Wylie was at work when he got a phone call about the explosion. He said his wife called him to say, “Debbie’s house exploded.”
Their two dogs were inside his house during the explosion. He said a piece of large debris struck his door, and the dogs got out of the house. They ran around the neighborhood scared until a neighbor took them in, he said.
Wylie believes his roof lifted up and came back down in the explosion. He also has a crack in the foundation, and his back deck is swaying. He said that while he’s nervous his house will be condemned due to the damage, he’s also amazed it was even still standing after the explosion.
“I’m glad my house was built as good as it was and for the tree coverage,” he said.
Up the hill, at the intersection with West Maiden Street, Cyril Walther lost a large plate-glass window and a night of pizza-making. The temporary closure, however, shouldn’t have happened.
Cyril, 76, the owner of Walther’s Hill House, said Columbia Gas told him Wednesday it was shutting off gas to about 60 area customers, and his shop was among them. Then he said he found out Thursday morning he had not lost gas service.
“Our parking lot was filled with vehicles of firefighters, police and emergency personnel,” said Walther, whose eatery operates from 5 to 9:30 p.m. “We could have opened … well, maybe at 8.
He appeared to be only mildly disturbed by that, though, and resumed the pizza-flipping Thursday evening. There was some damage to an upstairs bathroom as well, including a twisted pipe that created a leak.
Walther, who lives in a house behind the shop, said the blast knocked a number of his wife’s knickknacks off walls, some of them pricey. He also owns rental properties nearby that experienced damage.
Down the hill, and not far away from the explosion site, American Legion Post 175 sits inside the city of Washington line. It escaped unscathed – “to the best of my knowledge,” commander Dave Staniszewski said.
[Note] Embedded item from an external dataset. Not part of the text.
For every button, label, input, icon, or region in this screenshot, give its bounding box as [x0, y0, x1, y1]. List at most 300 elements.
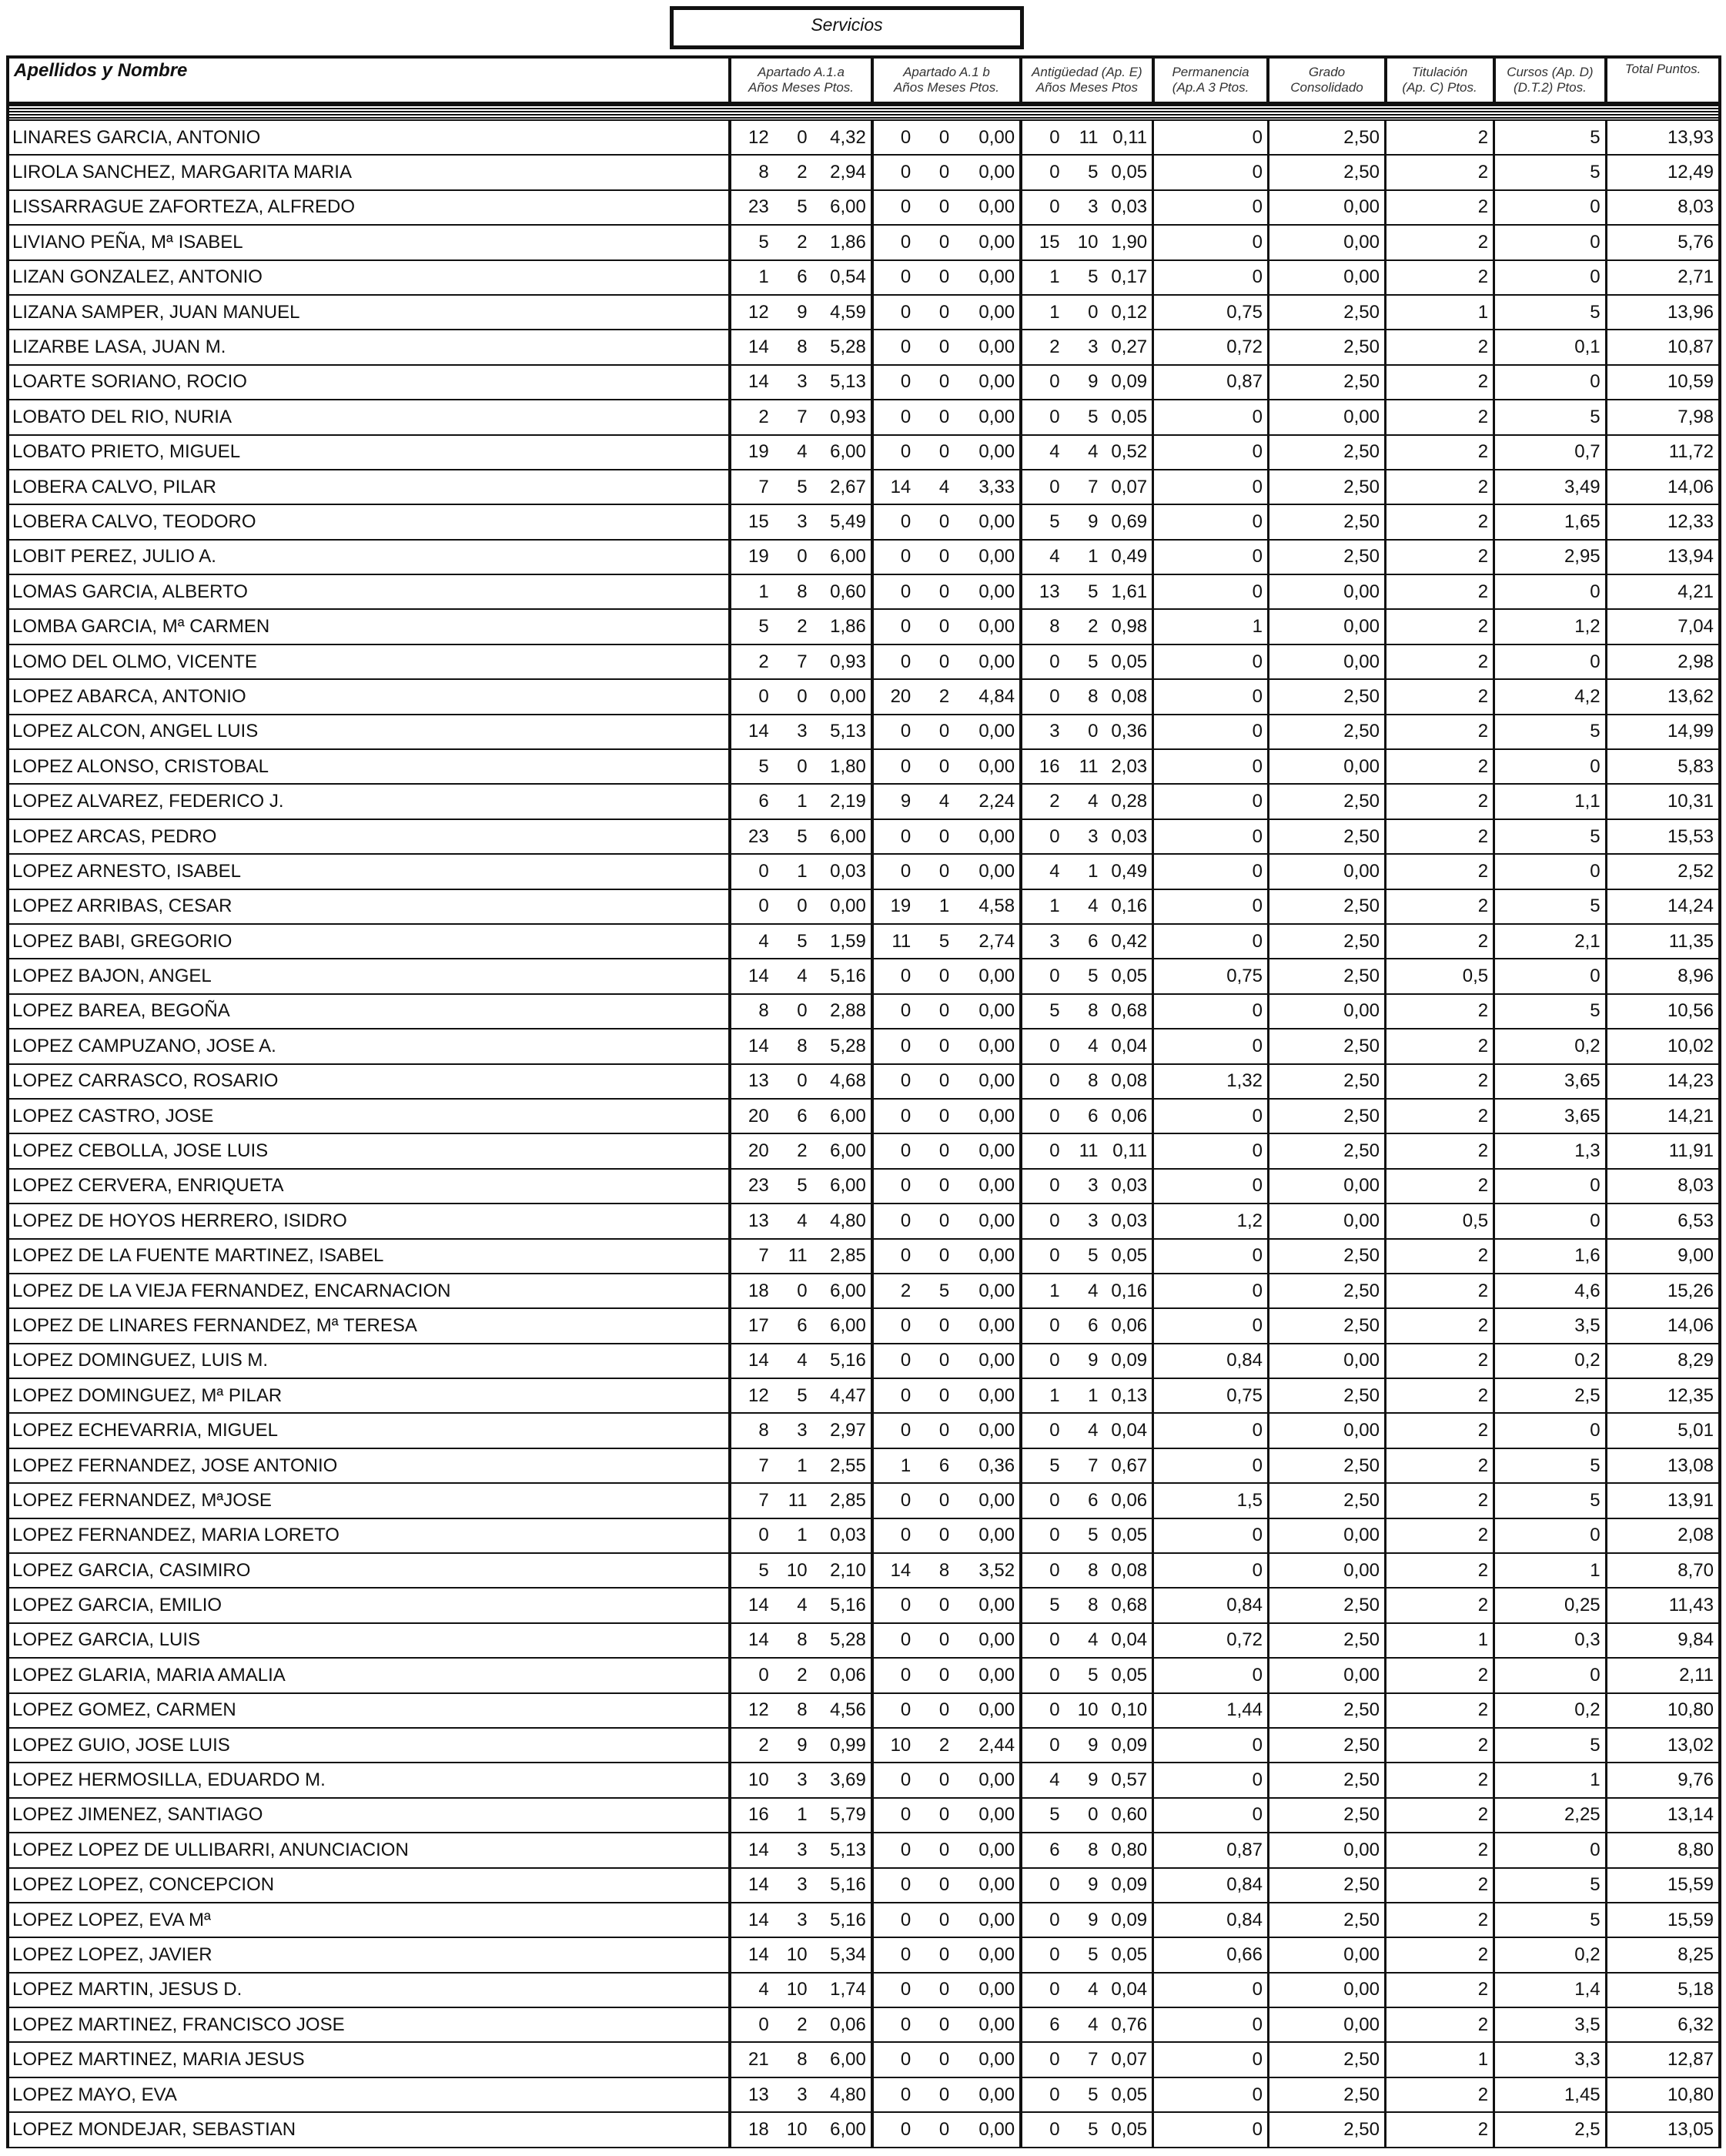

He said pavilions on a hill behind the Legion building “have to be checked” along with the roof.
Actually, the blast did cause a mild disturbance at the Legion. “Some beer bottles fell off the bar,” Staniszewski said.
Employees from Samson Glass & Mirror Inc., in Eighty Four, came to the neighborhood after work hours Thursday to help the families board up broken windows and doors.
“There were shards of glass everywhere,” said Melissa Metteson, president of the company. “Since windows and glass are what we do, we thought we could be of some help.”
They were out there until 11 p.m. that night boarding up five homes affected by the explosion.
Katie Anderson contributed to this story.